No fim, ele pergunta se é verdade que adivinhou que ela o olha daquele
jeito não é para ele comer, mas porque gosta dele. A mãe diz que ele adivinhou
sim, mas torna a insistir em que ele coma. Paulinho retruca: “ – Você só pensa
nisso. Eu falei muito para você não pensar só em comida, mas você vai e não
esquece”.
PERDOANDO DEUS
Andando pela Avenida Copacabana, a narradora teve uma sensação
inédita: sentiu-se a mãe de Deus, o qual era a própria Terra, o mundo. Teve um
carinho maternal por Deus.
Foi quando ela pisou num rato morto. Encheu-se de susto e pavor como
uma criança. Então revoltou-se contra Deus. Por que num momento de tanta
beleza interior ela tinha topado exatamente com um rato? Teve vontade de negar
que Deus existisse como Deus... Mas percebeu que esse pensamento é a
vingança dos fracos quando tomam consciência de sua fraqueza.
Concluiu que a sensação tão solene que tivera era falsa, estivera amando
um mundo que não existe (“ no fundo eu quero amar o que eu amaria – e não o
que é. E porque ainda não sou eu mesma, e então o castigo é amar um mundo
que não é ele.(...) Como posso amar a grandeza do mundo se não posso amar o
tamanho da minha natureza?”)
Finalmente, ficou esclarecido na mente dela que estava querendo amar a
um Deus só porque ela não se aceitava. Ela estaria amando um Deus que seria
seu contraste, esse Deus seria apenas um modo de ela se acusar. “Enquanto eu
inventar Deus, Ele não existe”.
TENTAÇÃO
À tarde, sentada nos degraus de uma escada, em rua deserta do Grajaú, a
menininha pobre, ruiva, solitária estava com um soluço seco a incomodá-la.
Nisso, veio passando um cachorro basset ruivo. Parou diante da menina,
sem latir. Fitaram-se mudamente. Sem emitir som, eles se pediam: um
solucionaria o problema de solidão do outro.

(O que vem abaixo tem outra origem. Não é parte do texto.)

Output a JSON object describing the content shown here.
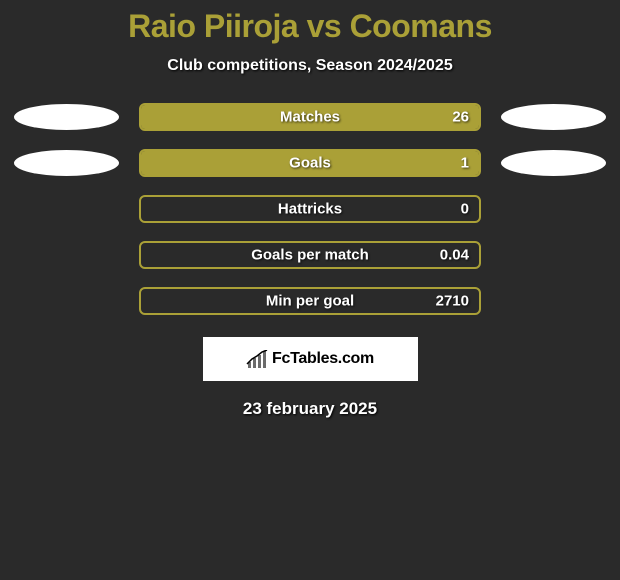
{
  "title": {
    "left": "Raio Piiroja",
    "vs": "vs",
    "right": "Coomans",
    "left_color": "#aaa037",
    "vs_color": "#aaa037",
    "right_color": "#aaa037"
  },
  "subtitle": "Club competitions, Season 2024/2025",
  "background_color": "#2a2a2a",
  "stats": [
    {
      "label": "Matches",
      "value": "26",
      "fill_percent": 100,
      "show_ellipses": true,
      "border_color": "#aaa037",
      "fill_color": "#aaa037"
    },
    {
      "label": "Goals",
      "value": "1",
      "fill_percent": 100,
      "show_ellipses": true,
      "border_color": "#aaa037",
      "fill_color": "#aaa037"
    },
    {
      "label": "Hattricks",
      "value": "0",
      "fill_percent": 0,
      "show_ellipses": false,
      "border_color": "#aaa037",
      "fill_color": "#aaa037"
    },
    {
      "label": "Goals per match",
      "value": "0.04",
      "fill_percent": 0,
      "show_ellipses": false,
      "border_color": "#aaa037",
      "fill_color": "#aaa037"
    },
    {
      "label": "Min per goal",
      "value": "2710",
      "fill_percent": 0,
      "show_ellipses": false,
      "border_color": "#aaa037",
      "fill_color": "#aaa037"
    }
  ],
  "logo": {
    "text": "FcTables.com",
    "bar_color": "#6b6b6b",
    "line_color": "#000000"
  },
  "date": "23 february 2025"
}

O cachorro foi embora. Incrédula, os olhos da menina acompanharam-no
até vê-lo dobrar a outra esquina. “Mas ele foi mais forte do que ela. Nem uma só
vez olhou para trás.”
O OVO E A GALINHA
O ovo é a própria existência real, objetiva, em si mesma. A galinha é nossa
visão de vida interior; ela só existe por causa do ovo. Sem o ovo, a galinha não
tem sentido. Ela é o meio de transporte para o ovo, tonta, desocupada e míope.
O ovo é sempre o mesmo, isto é, a vida; a galinha é sempre a tragédia de
cada época. O ovo tem sua forma definida; a galinha continua sendo redesenhada.
“Ainda não se achou a forma mais adequada para uma galinha.(...) O seu destino
é o ovo, a sua vida pessoal não nos interessa.” A galinha prejudicial ao ovo é
aquela que só pensa em si, que não quer sacrificar sua vida.
Os homens são os agentes da vida. Os que têm amor são os que
participam um pouco mais da vida. Mas, como o amor é a desilusão de tudo o
mais, poucos amam, porque a maioria não suporta perder as outras ilusões.
“Inclusive amor é a desilusão do que se pensava que era amor.”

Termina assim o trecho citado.